How to See the Opportunities in a Fixer Upper

house near seashore


Sometimes to get the house you want in the location you want, you have to start with a compromise. And, since you can’t very well move the perfect house to the perfect location, this compromise usually means buying a fixer-upper in the perfect location and then working hard to transform it into the dream home.


Though it might seem daunting, as long as a house is structurally sound – it’s not about to fall down tomorrow – with a bit of work, you can achieve the high quality you are looking for. As long as you have enough in your budget and a sympathetic planning officer, you really can get away with making a lot of improvements from extending to even knocking down and beginning again.


So, what sort of opportunities should you look for in a fixer-upper?

Work With the Current House

Most fixer-upper properties don’t look like much from the outside. Perhaps there are missing shingles on the roof or maybe a few broken windows are making the place look untidy. Neither of these things should put you off. Emergency glass repair or simply replacing the windows altogether will provide an instant fix and, as long as there is no leak damage, replacing a few shingles won’t be too much of a challenge.


What you should be looking for is potential. This can be quite hard to see if you aren’t used to it but essentially you are looking for a space you can imagine in new ways – in other words, you need to look beyond first impressions. Usually, this means looking at a space and pretending that there is a sofa here, a TV over there and a beautiful garden to look out on. For some properties, you may need to imagine something a little more radical and consider how a space would feel if you were to knock internal walls down, add an extension or even create spaces for larger windows.


For many people, once the building is sealed and structurally sound, the interior is the main problem. Rather than extending, really the budget would be better spent on internal fixtures and fittings. This is great because you can do a lot with a bucket of paint and some wooden flooring! Start by making ensuring that each room is given a sort of base coat that makes it habitable, if not completely personal just yet. So, replaster, paint and lay flooring first. From here, you just need to add colour and texture with the furniture you choose.

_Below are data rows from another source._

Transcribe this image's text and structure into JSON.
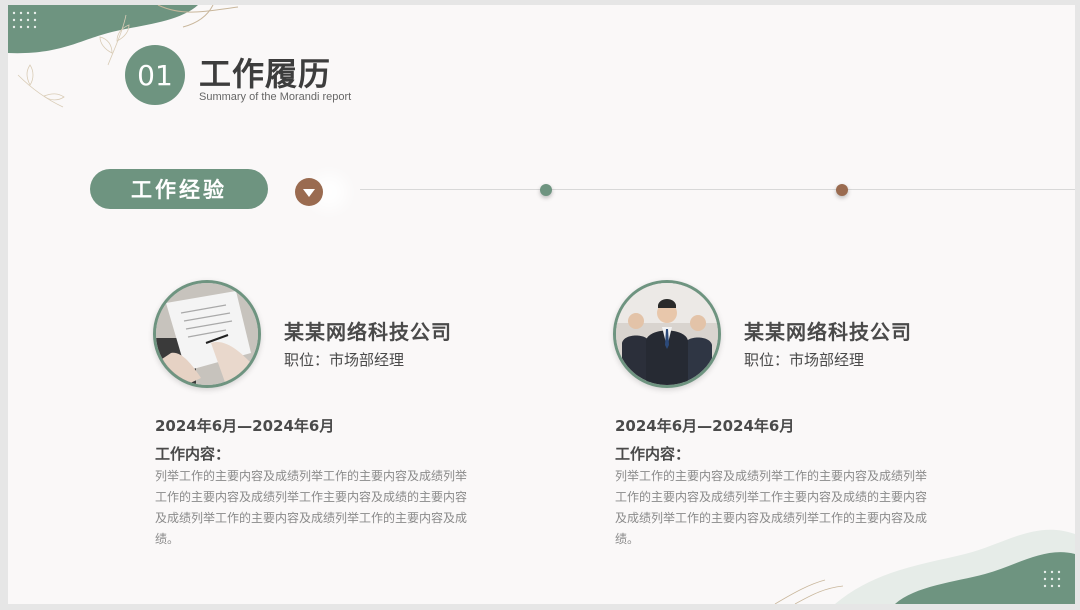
{
  "header": {
    "number": "01",
    "title": "工作履历",
    "subtitle": "Summary of the Morandi report"
  },
  "section": {
    "label": "工作经验"
  },
  "colors": {
    "green": "#6e9480",
    "brown": "#9a6b50",
    "text_dark": "#4a4a4a",
    "text_gray": "#8a8a8a"
  },
  "cards": [
    {
      "image": "document-signing-photo",
      "company": "某某网络科技公司",
      "position": "职位：市场部经理",
      "date": "2024年6月—2024年6月",
      "content_label": "工作内容：",
      "content": "列举工作的主要内容及成绩列举工作的主要内容及成绩列举工作的主要内容及成绩列举工作主要内容及成绩的主要内容及成绩列举工作的主要内容及成绩列举工作的主要内容及成绩。"
    },
    {
      "image": "business-team-photo",
      "company": "某某网络科技公司",
      "position": "职位：市场部经理",
      "date": "2024年6月—2024年6月",
      "content_label": "工作内容：",
      "content": "列举工作的主要内容及成绩列举工作的主要内容及成绩列举工作的主要内容及成绩列举工作主要内容及成绩的主要内容及成绩列举工作的主要内容及成绩列举工作的主要内容及成绩。"
    }
  ]
}
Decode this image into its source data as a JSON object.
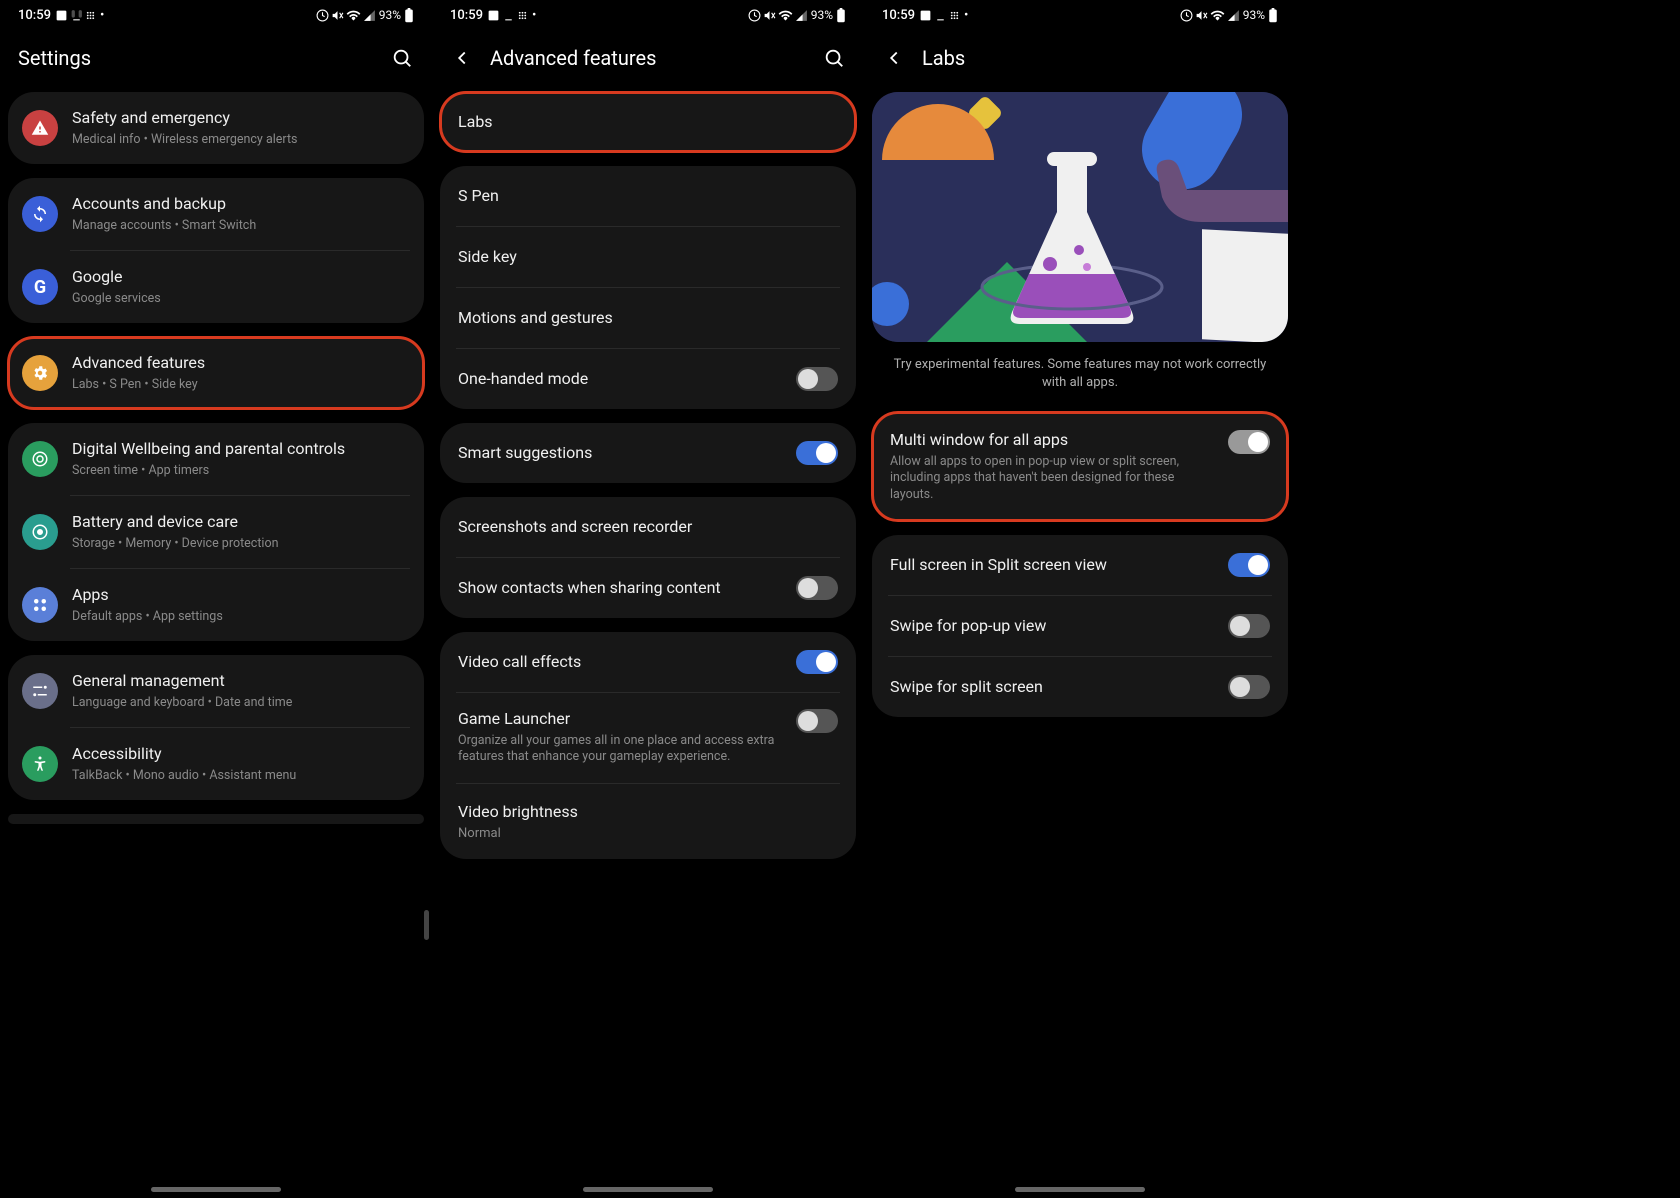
{
  "status": {
    "time": "10:59",
    "battery": "93%"
  },
  "screen1": {
    "title": "Settings",
    "items": [
      {
        "title": "Safety and emergency",
        "sub": "Medical info  •  Wireless emergency alerts"
      },
      {
        "title": "Accounts and backup",
        "sub": "Manage accounts  •  Smart Switch"
      },
      {
        "title": "Google",
        "sub": "Google services"
      },
      {
        "title": "Advanced features",
        "sub": "Labs  •  S Pen  •  Side key"
      },
      {
        "title": "Digital Wellbeing and parental controls",
        "sub": "Screen time  •  App timers"
      },
      {
        "title": "Battery and device care",
        "sub": "Storage  •  Memory  •  Device protection"
      },
      {
        "title": "Apps",
        "sub": "Default apps  •  App settings"
      },
      {
        "title": "General management",
        "sub": "Language and keyboard  •  Date and time"
      },
      {
        "title": "Accessibility",
        "sub": "TalkBack  •  Mono audio  •  Assistant menu"
      }
    ]
  },
  "screen2": {
    "title": "Advanced features",
    "items": [
      {
        "title": "Labs"
      },
      {
        "title": "S Pen"
      },
      {
        "title": "Side key"
      },
      {
        "title": "Motions and gestures"
      },
      {
        "title": "One-handed mode",
        "toggle": "off"
      },
      {
        "title": "Smart suggestions",
        "toggle": "on"
      },
      {
        "title": "Screenshots and screen recorder"
      },
      {
        "title": "Show contacts when sharing content",
        "toggle": "off"
      },
      {
        "title": "Video call effects",
        "toggle": "on"
      },
      {
        "title": "Game Launcher",
        "sub": "Organize all your games all in one place and access extra features that enhance your gameplay experience.",
        "toggle": "off"
      },
      {
        "title": "Video brightness",
        "value": "Normal"
      }
    ]
  },
  "screen3": {
    "title": "Labs",
    "desc": "Try experimental features. Some features may not work correctly with all apps.",
    "items": [
      {
        "title": "Multi window for all apps",
        "sub": "Allow all apps to open in pop-up view or split screen, including apps that haven't been designed for these layouts.",
        "toggle": "on-grey"
      },
      {
        "title": "Full screen in Split screen view",
        "toggle": "on"
      },
      {
        "title": "Swipe for pop-up view",
        "toggle": "off"
      },
      {
        "title": "Swipe for split screen",
        "toggle": "off"
      }
    ]
  }
}
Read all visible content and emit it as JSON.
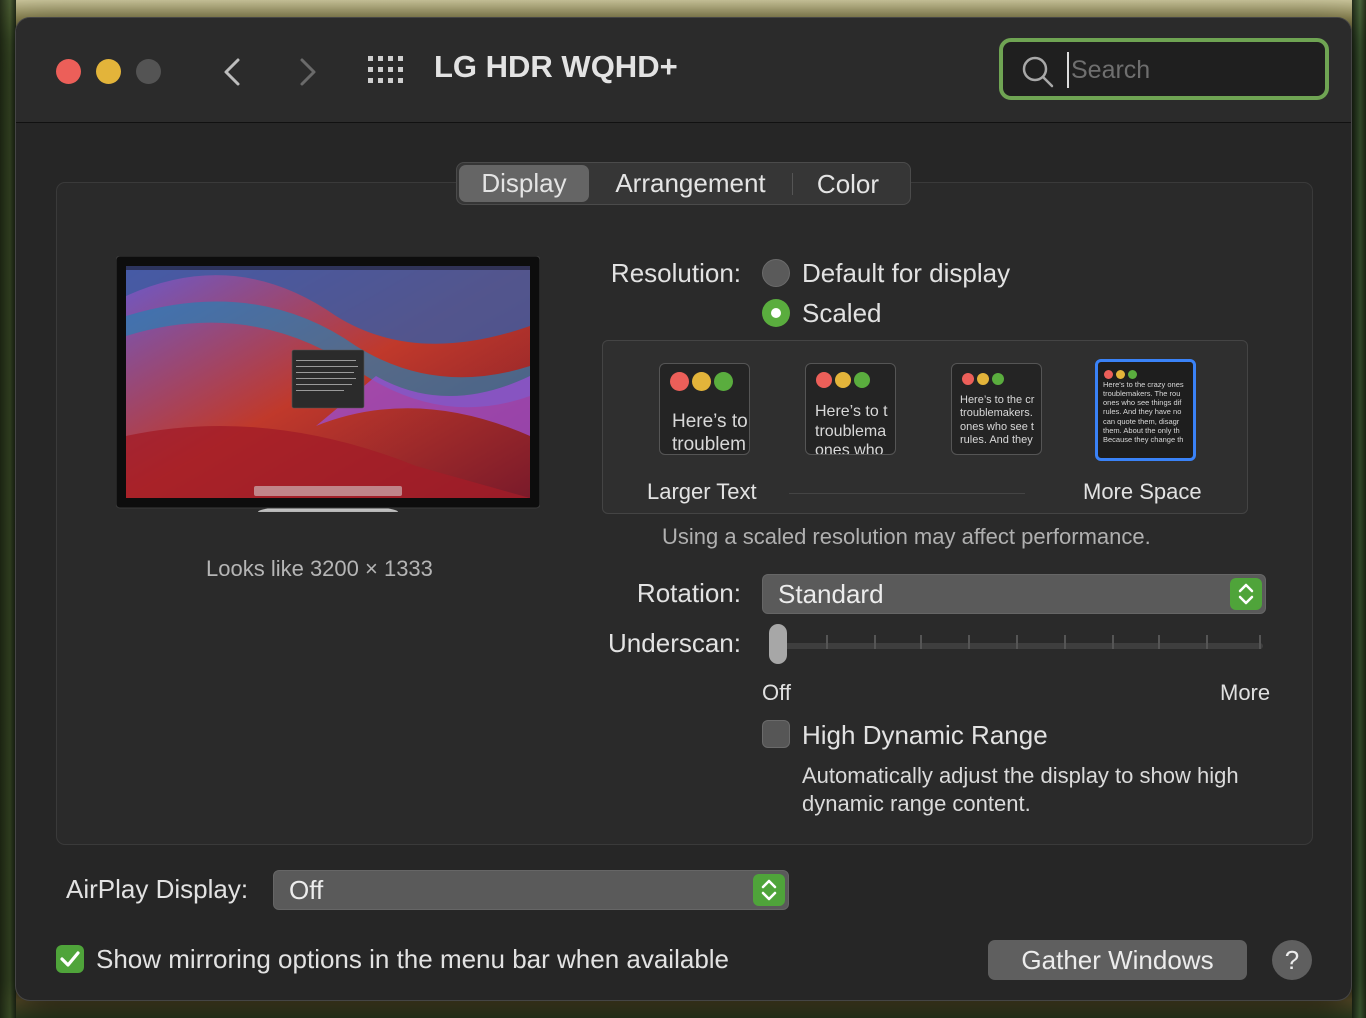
{
  "window": {
    "title": "LG HDR WQHD+",
    "search": {
      "placeholder": "Search",
      "value": ""
    }
  },
  "tabs": [
    {
      "label": "Display",
      "active": true
    },
    {
      "label": "Arrangement",
      "active": false
    },
    {
      "label": "Color",
      "active": false
    }
  ],
  "display": {
    "looks_like": "Looks like 3200 × 1333",
    "resolution": {
      "label": "Resolution:",
      "options": [
        {
          "label": "Default for display",
          "selected": false
        },
        {
          "label": "Scaled",
          "selected": true
        }
      ]
    },
    "scale_options": {
      "sample_text": "Here’s to the crazy ones. The misfits. The rebels. The troublemakers. The round pegs in the square holes. The ones who see things differently. They’re not fond of rules. And they have no respect for the status quo. You can quote them, disagree with them. About the only thing you can’t do is ignore them. Because they change things.",
      "larger_label": "Larger Text",
      "more_label": "More Space",
      "selected_index": 3,
      "thumbs": [
        {
          "lines": [
            "Here’s to",
            "troublem"
          ]
        },
        {
          "lines": [
            "Here’s to t",
            "troublema",
            "ones who"
          ]
        },
        {
          "lines": [
            "Here’s to the cr",
            "troublemakers.",
            "ones who see t",
            "rules. And they"
          ]
        },
        {
          "lines": [
            "Here's to the crazy ones",
            "troublemakers. The rou",
            "ones who see things dif",
            "rules. And they have no",
            "can quote them, disagr",
            "them. About the only th",
            "Because they change th"
          ]
        }
      ]
    },
    "scaled_warning": "Using a scaled resolution may affect performance.",
    "rotation": {
      "label": "Rotation:",
      "value": "Standard"
    },
    "underscan": {
      "label": "Underscan:",
      "min_label": "Off",
      "max_label": "More",
      "value": 0
    },
    "hdr": {
      "label": "High Dynamic Range",
      "checked": false,
      "description": "Automatically adjust the display to show high dynamic range content."
    }
  },
  "airplay": {
    "label": "AirPlay Display:",
    "value": "Off"
  },
  "mirroring": {
    "label": "Show mirroring options in the menu bar when available",
    "checked": true
  },
  "buttons": {
    "gather": "Gather Windows",
    "help": "?"
  },
  "colors": {
    "accent_green": "#4fa43a",
    "selection_blue": "#3a82f7",
    "close_red": "#ec5f59",
    "minimize_yellow": "#e3b43a"
  }
}
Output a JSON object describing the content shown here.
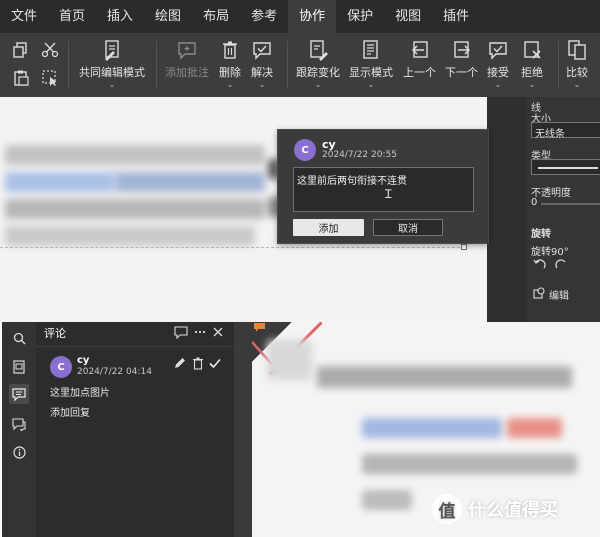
{
  "menu": {
    "items": [
      {
        "label": "文件",
        "active": false
      },
      {
        "label": "首页",
        "active": false
      },
      {
        "label": "插入",
        "active": false
      },
      {
        "label": "绘图",
        "active": false
      },
      {
        "label": "布局",
        "active": false
      },
      {
        "label": "参考",
        "active": false
      },
      {
        "label": "协作",
        "active": true
      },
      {
        "label": "保护",
        "active": false
      },
      {
        "label": "视图",
        "active": false
      },
      {
        "label": "插件",
        "active": false
      }
    ]
  },
  "ribbon": {
    "co_edit": "共同编辑模式",
    "add_comment": "添加批注",
    "delete": "删除",
    "resolve": "解决",
    "track_changes": "跟踪变化",
    "display_mode": "显示模式",
    "prev": "上一个",
    "next": "下一个",
    "accept": "接受",
    "reject": "拒绝",
    "compare": "比较"
  },
  "right_panel": {
    "line": "线",
    "size": "大小",
    "size_value": "无线条",
    "type": "类型",
    "opacity": "不透明度",
    "opacity_value": "0",
    "rotate": "旋转",
    "rotate90": "旋转90°",
    "edit": "编辑"
  },
  "comment_popup": {
    "avatar_letter": "C",
    "author": "cy",
    "date": "2024/7/22 20:55",
    "input_value": "这里前后两句衔接不连贯",
    "add_button": "添加",
    "cancel_button": "取消"
  },
  "comments_panel": {
    "title": "评论",
    "comment": {
      "avatar_letter": "C",
      "author": "cy",
      "date": "2024/7/22 04:14",
      "text": "这里加点图片",
      "add_reply": "添加回复"
    }
  },
  "watermark": {
    "logo": "值",
    "text": "什么值得买"
  },
  "colors": {
    "avatar": "#8b6fd0",
    "menubar": "#2b2b2b",
    "ribbon": "#3d3d3d",
    "panel": "#2c2c2c"
  }
}
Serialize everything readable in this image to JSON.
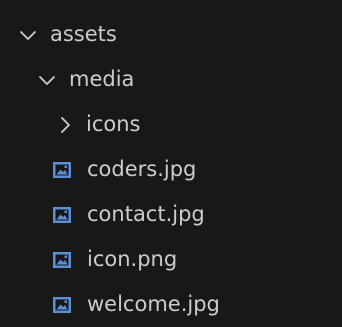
{
  "colors": {
    "background": "#181818",
    "text": "#cccccc",
    "image_icon": "#5b8fd6"
  },
  "tree": [
    {
      "label": "assets",
      "type": "folder",
      "expanded": true,
      "icon": "chevron-down-icon"
    },
    {
      "label": "media",
      "type": "folder",
      "expanded": true,
      "icon": "chevron-down-icon"
    },
    {
      "label": "icons",
      "type": "folder",
      "expanded": false,
      "icon": "chevron-right-icon"
    },
    {
      "label": "coders.jpg",
      "type": "file",
      "icon": "image-file-icon"
    },
    {
      "label": "contact.jpg",
      "type": "file",
      "icon": "image-file-icon"
    },
    {
      "label": "icon.png",
      "type": "file",
      "icon": "image-file-icon"
    },
    {
      "label": "welcome.jpg",
      "type": "file",
      "icon": "image-file-icon"
    }
  ]
}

The more you can work with the current building, the easier the transformation will be. However, if you are looking for something radically different, it may be more worth your while to apply for planning permission for something completely different and knock the old house down. Depending on the state of the house, this can be an expensive decision but if you have the budget, it will be the simplest way to get exactly what you want.

Look at the Land

If the house is a no-go and you are planning to knock it down and start again, you need to look at the land. Though a site may be large enough to accommodate a house, terrain type and incline have a massive impact on what you can actually build. It might be that the land you choose will require a lot of work before you can get started, pushing your costs well above your original budget.


Building your own home is a really exciting opportunity to create a wow factor feature. Essentially, you have the freedom to design your interior at the same time as your exterior, rooting your building to the land and its surroundings. When you look at the land, it is important that you don’t just think about plonking a house in the middle of it, but also consider how you might like to use landscaping to make the most of the whole plot.  


For example, you might look at the land and decide to build a pergola as a way to create a shaded area that will also help to cool your living space. Equally, everyone likes to have a pool for a quick dip so consider whether you would want to have space to swim or just lounge around cooling off.

Consider the Local Area

Looking at houses in the local area is usually a good way to work out whether your plans are likely to get permission and your neighbour’s blessing. Going around to discuss your plans with the people who will become your neighbours is also a nice way to get to know any issues that your plans might raise and deal with them before you start working.


Most people like to see homes that are all the same style in one area. This doesn’t mean that you can’t be more experimental but it does mean that you will need to be prepared for opposition if you make lots of alternative choices. Being sympathetic, even while you are being bold, is a difficult balance to achieve but could pave the way for changes in the whole area.


Of course, if you are willing to go this far, the site you choose must be perfect. Don’t just think about things like the view or the space, consider the infrastructure around you. For example, living on a remote mountaintop might present some fantastic scenery but what are you going to do if you just fancy popping to the shop? Getting to work or school should be an easy journey too so don’t stray too far if you aren’t willing to make a long commute.


Though a fixer-upper can present as quite a daunting task, the reality is that when you are prepared, it is simply a case of going through a list of processes to get to a space you love. Asking an architect to help you design something special is a smart idea, and getting an interior designer may also help. And you never know what sort of bright ideas they might bring to the table.